Lindy Report 8 Apr 2004 13:00

Nat..rofl... I cracked up trying to lick my elbow even before I finished reading your thread... Thank! I needed good laugh.. Lindy:-))

John

John Report 8 Apr 2004 12:45

19/ YES!! Doesn't 'orange' rhyme with 'month'?! Can we have another instalement of these please?

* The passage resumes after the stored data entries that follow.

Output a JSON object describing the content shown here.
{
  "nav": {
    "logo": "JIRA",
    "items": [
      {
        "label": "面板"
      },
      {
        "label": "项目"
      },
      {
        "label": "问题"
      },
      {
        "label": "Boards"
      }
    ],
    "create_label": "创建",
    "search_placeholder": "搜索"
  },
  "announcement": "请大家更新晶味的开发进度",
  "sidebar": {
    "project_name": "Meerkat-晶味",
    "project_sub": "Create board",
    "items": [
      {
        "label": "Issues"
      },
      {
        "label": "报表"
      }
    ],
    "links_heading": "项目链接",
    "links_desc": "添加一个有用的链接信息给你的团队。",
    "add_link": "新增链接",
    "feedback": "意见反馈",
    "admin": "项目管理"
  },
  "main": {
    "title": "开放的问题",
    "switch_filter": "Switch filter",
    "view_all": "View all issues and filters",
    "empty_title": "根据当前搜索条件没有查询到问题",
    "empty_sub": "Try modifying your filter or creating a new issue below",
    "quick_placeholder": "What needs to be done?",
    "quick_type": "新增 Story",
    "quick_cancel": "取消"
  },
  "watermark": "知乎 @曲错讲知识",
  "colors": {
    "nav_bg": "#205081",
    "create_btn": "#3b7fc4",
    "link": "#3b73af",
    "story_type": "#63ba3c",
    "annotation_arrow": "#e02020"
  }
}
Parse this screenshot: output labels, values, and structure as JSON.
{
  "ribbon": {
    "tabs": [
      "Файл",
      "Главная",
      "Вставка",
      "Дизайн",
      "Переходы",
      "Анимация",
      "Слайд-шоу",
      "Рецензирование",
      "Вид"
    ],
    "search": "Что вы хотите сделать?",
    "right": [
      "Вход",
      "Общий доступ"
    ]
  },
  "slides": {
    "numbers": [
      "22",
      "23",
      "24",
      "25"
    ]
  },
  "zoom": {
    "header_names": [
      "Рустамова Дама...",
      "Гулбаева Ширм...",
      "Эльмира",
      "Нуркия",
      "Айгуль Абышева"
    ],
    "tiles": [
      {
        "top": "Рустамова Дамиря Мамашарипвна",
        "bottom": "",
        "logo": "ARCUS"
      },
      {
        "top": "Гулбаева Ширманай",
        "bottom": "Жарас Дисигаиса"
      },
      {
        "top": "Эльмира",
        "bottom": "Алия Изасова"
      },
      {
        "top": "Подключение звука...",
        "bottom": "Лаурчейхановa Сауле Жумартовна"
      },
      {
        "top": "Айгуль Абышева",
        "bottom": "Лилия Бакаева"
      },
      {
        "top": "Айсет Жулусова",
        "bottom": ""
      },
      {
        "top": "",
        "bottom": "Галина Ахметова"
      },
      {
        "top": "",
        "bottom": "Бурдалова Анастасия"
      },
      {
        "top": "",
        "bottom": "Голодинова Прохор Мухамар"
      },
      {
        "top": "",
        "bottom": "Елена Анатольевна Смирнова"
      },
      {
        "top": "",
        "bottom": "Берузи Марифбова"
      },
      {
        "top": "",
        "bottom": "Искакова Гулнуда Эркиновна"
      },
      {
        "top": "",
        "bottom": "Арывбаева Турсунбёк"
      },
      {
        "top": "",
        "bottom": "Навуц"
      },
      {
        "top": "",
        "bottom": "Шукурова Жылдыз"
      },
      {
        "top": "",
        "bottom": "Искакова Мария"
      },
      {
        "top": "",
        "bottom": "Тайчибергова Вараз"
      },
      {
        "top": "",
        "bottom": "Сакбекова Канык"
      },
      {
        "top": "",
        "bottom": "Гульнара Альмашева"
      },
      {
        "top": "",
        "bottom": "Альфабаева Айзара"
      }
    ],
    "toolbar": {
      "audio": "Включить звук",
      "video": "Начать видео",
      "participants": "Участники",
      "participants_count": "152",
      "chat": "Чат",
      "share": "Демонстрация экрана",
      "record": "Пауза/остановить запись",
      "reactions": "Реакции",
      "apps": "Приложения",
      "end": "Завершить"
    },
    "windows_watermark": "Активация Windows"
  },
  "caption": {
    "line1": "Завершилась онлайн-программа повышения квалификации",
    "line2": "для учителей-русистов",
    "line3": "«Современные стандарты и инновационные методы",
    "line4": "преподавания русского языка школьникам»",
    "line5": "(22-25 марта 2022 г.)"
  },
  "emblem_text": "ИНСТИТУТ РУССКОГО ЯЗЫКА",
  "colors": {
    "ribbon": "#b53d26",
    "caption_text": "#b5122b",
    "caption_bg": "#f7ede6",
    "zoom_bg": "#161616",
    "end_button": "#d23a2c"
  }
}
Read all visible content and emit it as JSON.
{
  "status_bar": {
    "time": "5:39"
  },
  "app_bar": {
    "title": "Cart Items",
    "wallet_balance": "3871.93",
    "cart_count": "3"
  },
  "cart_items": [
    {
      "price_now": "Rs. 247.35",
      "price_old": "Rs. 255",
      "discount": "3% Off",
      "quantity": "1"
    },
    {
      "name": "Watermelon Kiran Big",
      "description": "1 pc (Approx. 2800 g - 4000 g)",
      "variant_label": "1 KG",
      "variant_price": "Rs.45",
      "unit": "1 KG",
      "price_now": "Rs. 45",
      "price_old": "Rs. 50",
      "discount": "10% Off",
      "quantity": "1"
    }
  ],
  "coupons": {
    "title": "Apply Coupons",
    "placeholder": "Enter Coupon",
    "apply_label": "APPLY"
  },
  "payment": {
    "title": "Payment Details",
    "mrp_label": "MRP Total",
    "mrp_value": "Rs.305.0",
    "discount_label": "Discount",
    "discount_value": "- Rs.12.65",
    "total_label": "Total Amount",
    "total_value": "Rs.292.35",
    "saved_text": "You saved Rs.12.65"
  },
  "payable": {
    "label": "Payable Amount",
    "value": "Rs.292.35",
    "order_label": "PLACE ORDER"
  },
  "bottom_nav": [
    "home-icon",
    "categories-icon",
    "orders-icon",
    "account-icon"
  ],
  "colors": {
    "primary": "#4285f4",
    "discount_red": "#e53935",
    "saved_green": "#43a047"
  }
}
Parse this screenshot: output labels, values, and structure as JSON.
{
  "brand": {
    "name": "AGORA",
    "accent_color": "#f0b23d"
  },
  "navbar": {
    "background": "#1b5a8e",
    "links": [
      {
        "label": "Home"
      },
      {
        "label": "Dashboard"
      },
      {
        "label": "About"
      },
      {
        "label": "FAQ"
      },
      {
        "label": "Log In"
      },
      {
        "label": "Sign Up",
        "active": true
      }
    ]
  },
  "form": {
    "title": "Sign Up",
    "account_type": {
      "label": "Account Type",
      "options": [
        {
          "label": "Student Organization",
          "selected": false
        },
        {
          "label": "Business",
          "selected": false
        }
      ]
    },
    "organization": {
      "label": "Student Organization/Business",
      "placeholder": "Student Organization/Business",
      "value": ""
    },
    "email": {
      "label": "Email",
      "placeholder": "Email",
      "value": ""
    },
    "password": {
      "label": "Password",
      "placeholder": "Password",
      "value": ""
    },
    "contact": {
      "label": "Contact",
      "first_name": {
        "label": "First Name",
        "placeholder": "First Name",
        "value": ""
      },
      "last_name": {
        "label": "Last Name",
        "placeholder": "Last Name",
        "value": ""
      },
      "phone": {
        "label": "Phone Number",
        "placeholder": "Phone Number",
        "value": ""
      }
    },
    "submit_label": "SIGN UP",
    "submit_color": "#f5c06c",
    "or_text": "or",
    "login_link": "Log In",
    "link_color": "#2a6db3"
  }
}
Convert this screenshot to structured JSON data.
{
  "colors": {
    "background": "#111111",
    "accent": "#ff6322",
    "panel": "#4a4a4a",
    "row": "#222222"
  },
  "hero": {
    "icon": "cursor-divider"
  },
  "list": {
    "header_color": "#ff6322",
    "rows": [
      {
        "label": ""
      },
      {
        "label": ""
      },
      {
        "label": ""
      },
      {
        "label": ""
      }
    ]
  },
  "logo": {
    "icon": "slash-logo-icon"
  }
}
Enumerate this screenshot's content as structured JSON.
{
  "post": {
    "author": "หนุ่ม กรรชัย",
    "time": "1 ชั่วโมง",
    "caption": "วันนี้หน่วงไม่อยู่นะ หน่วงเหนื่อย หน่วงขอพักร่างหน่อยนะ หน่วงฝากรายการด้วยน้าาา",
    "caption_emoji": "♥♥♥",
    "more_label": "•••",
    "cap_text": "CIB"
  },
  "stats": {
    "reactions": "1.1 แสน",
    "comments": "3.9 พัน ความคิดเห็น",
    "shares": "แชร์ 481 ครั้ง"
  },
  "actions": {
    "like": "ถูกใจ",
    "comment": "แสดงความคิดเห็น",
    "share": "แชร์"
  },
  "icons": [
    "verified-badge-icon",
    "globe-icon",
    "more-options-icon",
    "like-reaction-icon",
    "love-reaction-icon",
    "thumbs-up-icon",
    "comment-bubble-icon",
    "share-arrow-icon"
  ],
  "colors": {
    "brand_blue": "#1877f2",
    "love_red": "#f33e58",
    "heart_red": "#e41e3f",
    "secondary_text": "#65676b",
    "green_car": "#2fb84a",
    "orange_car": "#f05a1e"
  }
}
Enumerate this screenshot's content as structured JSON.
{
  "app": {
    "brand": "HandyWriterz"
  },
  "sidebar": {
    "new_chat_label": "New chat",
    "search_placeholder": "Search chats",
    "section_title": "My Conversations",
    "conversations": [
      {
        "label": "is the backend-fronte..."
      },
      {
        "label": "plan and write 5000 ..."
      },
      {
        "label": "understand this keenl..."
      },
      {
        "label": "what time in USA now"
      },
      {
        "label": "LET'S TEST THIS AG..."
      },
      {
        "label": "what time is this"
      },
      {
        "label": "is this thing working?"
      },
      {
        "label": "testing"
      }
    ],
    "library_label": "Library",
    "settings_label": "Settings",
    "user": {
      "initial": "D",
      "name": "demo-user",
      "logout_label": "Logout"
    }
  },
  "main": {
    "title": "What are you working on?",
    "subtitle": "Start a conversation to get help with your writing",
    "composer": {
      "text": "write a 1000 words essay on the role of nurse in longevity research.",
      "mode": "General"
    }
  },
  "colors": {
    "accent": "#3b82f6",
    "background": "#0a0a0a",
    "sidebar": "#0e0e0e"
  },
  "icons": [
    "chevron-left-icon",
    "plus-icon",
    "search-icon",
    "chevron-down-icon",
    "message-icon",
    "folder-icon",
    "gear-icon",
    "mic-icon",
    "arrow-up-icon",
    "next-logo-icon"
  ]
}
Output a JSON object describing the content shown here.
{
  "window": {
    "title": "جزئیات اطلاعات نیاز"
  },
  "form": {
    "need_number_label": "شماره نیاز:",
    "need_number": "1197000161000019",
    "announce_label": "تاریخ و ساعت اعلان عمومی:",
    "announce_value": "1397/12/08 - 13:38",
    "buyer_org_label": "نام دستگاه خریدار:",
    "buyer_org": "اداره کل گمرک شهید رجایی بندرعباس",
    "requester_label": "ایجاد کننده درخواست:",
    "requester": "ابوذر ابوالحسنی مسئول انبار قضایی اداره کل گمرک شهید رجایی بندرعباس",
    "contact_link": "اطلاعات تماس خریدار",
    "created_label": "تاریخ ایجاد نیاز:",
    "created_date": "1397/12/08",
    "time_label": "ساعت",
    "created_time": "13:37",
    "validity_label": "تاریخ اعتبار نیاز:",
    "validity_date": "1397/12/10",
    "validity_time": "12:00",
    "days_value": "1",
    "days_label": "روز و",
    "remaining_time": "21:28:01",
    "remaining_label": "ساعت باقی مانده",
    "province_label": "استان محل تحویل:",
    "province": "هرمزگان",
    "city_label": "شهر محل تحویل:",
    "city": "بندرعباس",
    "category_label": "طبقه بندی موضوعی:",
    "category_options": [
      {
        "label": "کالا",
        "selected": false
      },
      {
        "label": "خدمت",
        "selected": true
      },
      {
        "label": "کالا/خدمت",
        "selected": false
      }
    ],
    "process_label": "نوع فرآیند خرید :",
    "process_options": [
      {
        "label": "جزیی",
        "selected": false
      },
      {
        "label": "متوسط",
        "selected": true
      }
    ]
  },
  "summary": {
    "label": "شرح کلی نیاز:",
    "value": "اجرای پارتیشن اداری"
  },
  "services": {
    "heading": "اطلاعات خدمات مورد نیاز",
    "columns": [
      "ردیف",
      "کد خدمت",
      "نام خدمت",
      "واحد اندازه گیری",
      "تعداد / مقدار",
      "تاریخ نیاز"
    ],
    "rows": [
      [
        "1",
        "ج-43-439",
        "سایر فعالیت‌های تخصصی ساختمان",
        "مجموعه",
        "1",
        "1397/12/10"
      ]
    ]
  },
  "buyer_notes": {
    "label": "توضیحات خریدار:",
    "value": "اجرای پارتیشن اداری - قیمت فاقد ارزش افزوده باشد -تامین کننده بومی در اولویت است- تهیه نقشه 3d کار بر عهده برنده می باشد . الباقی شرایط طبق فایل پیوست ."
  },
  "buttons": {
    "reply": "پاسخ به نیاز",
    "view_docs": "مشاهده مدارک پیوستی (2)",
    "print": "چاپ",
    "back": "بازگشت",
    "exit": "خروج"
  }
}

ஐ+*¨^¨*+e+*¨^¨*+ஐ Mildred Honkinbottom

ஐ+*¨^¨*+e+*¨^¨*+ஐ Mildred Honkinbottom Report 8 Apr 2004 10:45

Yes I did try to lick my elbow Ha ha ha Elaine x ( Going ever so slightly bonkers ! )

Natalie

Natalie Report 8 Apr 2004 10:38

1. Dentists have recommended that a toothbrush be kept at least 6 feet away from a toilet to avoid airborne particles resulting from the flush. 2. The liquid inside young coconuts can be used as substitute for blood plasma. 3. No piece of paper can be folded in half more than 7 times. 4. Donkeys kill more people annually than plane crashes. 5. The king of hearts is the only king without a moustache. 6. Venus is the only planet that rotates clockwise. 7. Apples, not caffeine, are more efficient at waking you up in the morning. 8. The plastic things on the end of shoelaces are called aglets. 9. Most dust particles in your house are made from dead skin. 10. The first owner of the Marlboro Company died of lung cancer. 11. Pearls melt in vinegar. 12. The three most valuable brand names on earth: Marlboro, Coca-Cola,and Budweiser, in that order. 13. It is possible to lead a cow upstairs...but not downstairs. 14. A duck's quack doesn't echo and no one knows why. 15. Turtles can breathe through their butts. 16. On average, 100 people choke to death on ball-point pens every year. 17. Elephants are the only animals that can't jump. 18. Women blink nearly twice as much as men. 19. It's physically impossible for you to lick your elbow. 20. The Main Library at Indiana University sinks over an inch every year because when it was built, engineers failed to take into account the weight of all the books that would occupy the building. 21. A snail can sleep for three years. 22. No word in the English language rhymes with "MONTH." 23. Our eyes are always the same size from birth, but our nose and ears never stop growing. 24. All polar bears are left handed. 25. A crocodile cannot stick its tongue out. 26. Almost everyone who reads this email will try to lick their elbow. PS... So, did you try to lick your elbow????